Scores of adults learn warning signs of adolescent depression

Attendees listen Tuesday to keynote speaker Colleen Pace, suicide prevention manager for Communities Healing Adolescent Depression and Suicide, at St. Mary's Hospital. Pace spoke to the crowd attending about the signs of suicide.
Attendees listen Tuesday to keynote speaker Colleen Pace, suicide prevention manager for Communities Healing Adolescent Depression and Suicide, at St. Mary's Hospital. Pace spoke to the crowd attending about the signs of suicide.

Adults twice Tuesday filled almost to capacity a program aimed at training adults to recognize the signs of suicide in children and youths.

The Anne Marie Project and In A Flash partnered with St. Mary's Hospital to present a discussion designed to train adults, teachers, parents and guardians about the signs of suicide and how the adults might save lives.

The Anne Marie Project - a coalition that provides resources to help young people find information and guidance on challenges they face - and In A Flash - a nonprofit that strives to prevent suicide through education and heightened awareness while uniting survivors and providing support to those affected by suicide in local communities - brought in Colleen Pace, suicide prevention manager for Communities Healing Adolescent Depression and Suicide (CHADS), the St. Louis-based coalition for mental health.

The family of Chad McCord established the coalition in early 2005, less than a year after the 18-year-old high school senior's suicide.

McCord suffered from depression as well as anxiety, obsessive-compulsive and bipolar disorders.

Shortly before his death - which was about a month before he was due to graduate - he told his parents if he had cancer, other students would have rallied around him, made posters of him and given him a hero's welcome. However, since he had mental illness, the Eagle Scout and star athlete worried other students would shy away from him or think he was weird.

"His parents decided to turn this tragedy into a legacy," Pace said. "They knew that if we talked about this more, if we taught people what to look for and how to ask for help - and reduced that stigma - that hopefully, the number of suicide deaths goes to zero."

Every year, the coalition speaks to Missouri students, Pace said.

Consistently, of the students the coalition makes presentations to, 14.8 percent ask to speak to counselors, Pace said. In calendar year 2018, CHADS spoke with some 35,700 students, and 7,043 made the requests, either for themselves or a friend.

"We're going to talk about what to do - how to have a conversation with a youth or an adolescent that you're concerned about," she said. "And then, how do we take care of ourselves after we have that conversation, because self-care is an incredibly important part of mental health and doing this work."

Pace shared data from the Centers for Disease Control and Prevention's (CDC) Youth Risk Behaviors Surveillance System. The system (which is updated every two years) monitors six categories of health-related behaviors that contribute to the leading causes of death and disability among youth and adults, according to the CDC website.
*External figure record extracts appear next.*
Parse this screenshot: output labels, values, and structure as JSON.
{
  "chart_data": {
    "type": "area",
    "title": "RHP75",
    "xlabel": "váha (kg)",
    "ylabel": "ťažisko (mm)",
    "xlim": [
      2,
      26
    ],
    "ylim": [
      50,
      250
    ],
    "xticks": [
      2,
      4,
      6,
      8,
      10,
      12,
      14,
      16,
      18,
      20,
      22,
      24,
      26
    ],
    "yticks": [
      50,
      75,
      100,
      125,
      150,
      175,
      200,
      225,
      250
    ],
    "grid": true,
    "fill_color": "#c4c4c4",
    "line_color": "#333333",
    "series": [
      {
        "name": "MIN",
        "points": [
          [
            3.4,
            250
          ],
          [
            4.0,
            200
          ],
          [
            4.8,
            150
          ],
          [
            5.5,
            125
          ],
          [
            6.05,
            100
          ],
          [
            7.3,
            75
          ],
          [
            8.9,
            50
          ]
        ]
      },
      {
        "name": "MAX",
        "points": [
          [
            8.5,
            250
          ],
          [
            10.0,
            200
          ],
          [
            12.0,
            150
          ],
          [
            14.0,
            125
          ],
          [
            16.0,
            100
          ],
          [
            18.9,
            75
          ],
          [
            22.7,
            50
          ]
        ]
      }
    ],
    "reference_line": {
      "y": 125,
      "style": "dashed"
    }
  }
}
Results from 2016 showed 29.9 percent of Missouri middle school students "felt so sad or hopeless for two-plus weeks that they stopped doing some usual activity," 10.4 percent "seriously considered attempting suicide (within the previous 12 months)," 7.1 percent "made a plan about how they would attempt suicide," 5.1 percent "attempted suicide (one or more times within the previous 12 months)," and .8 percent "attempted suicide that resulted in an injury that needed to be treated by a doctor or nurse."

One in five adolescents have a diagnosable mental health disorder, Pace said.

"About 33 percent of those start to manifest during those adolescent years," she said. "So, while they're going through puberty and have all of this other stuff going on, they may actually have signs or symptoms of an actual mood disorder of some sort."

About 60 percent of adolescents with mood disorders are not receiving treatment. The prevalence of depression in adolescents and young adults is increasing. It was 8.7 percent in 2006, 11.3 percent in 2014 and 12.8 percent in 2016, according to data from the CDC.

For someone to be diagnosed with clinical depression, Pace said, they have to show five symptoms for two consecutive weeks or more. Those symptoms are:

Angry, irritable, hostile or aggressive

Problems with sleeping (too much, too little or disturbed)

Loss of interest in usual activities/things they used to enjoy

Physical pain (headaches, stomach aches)

Change in weight or appetite

Feelings of sadness

Excessive isolation

Most of the symptoms look like typical teenage behaviors.

"How do we know that there's a difference?" Pace asked. "If you have a child in your life, you know them better than most people do.

"You know that child in your life better than most people do. So, trust your gut."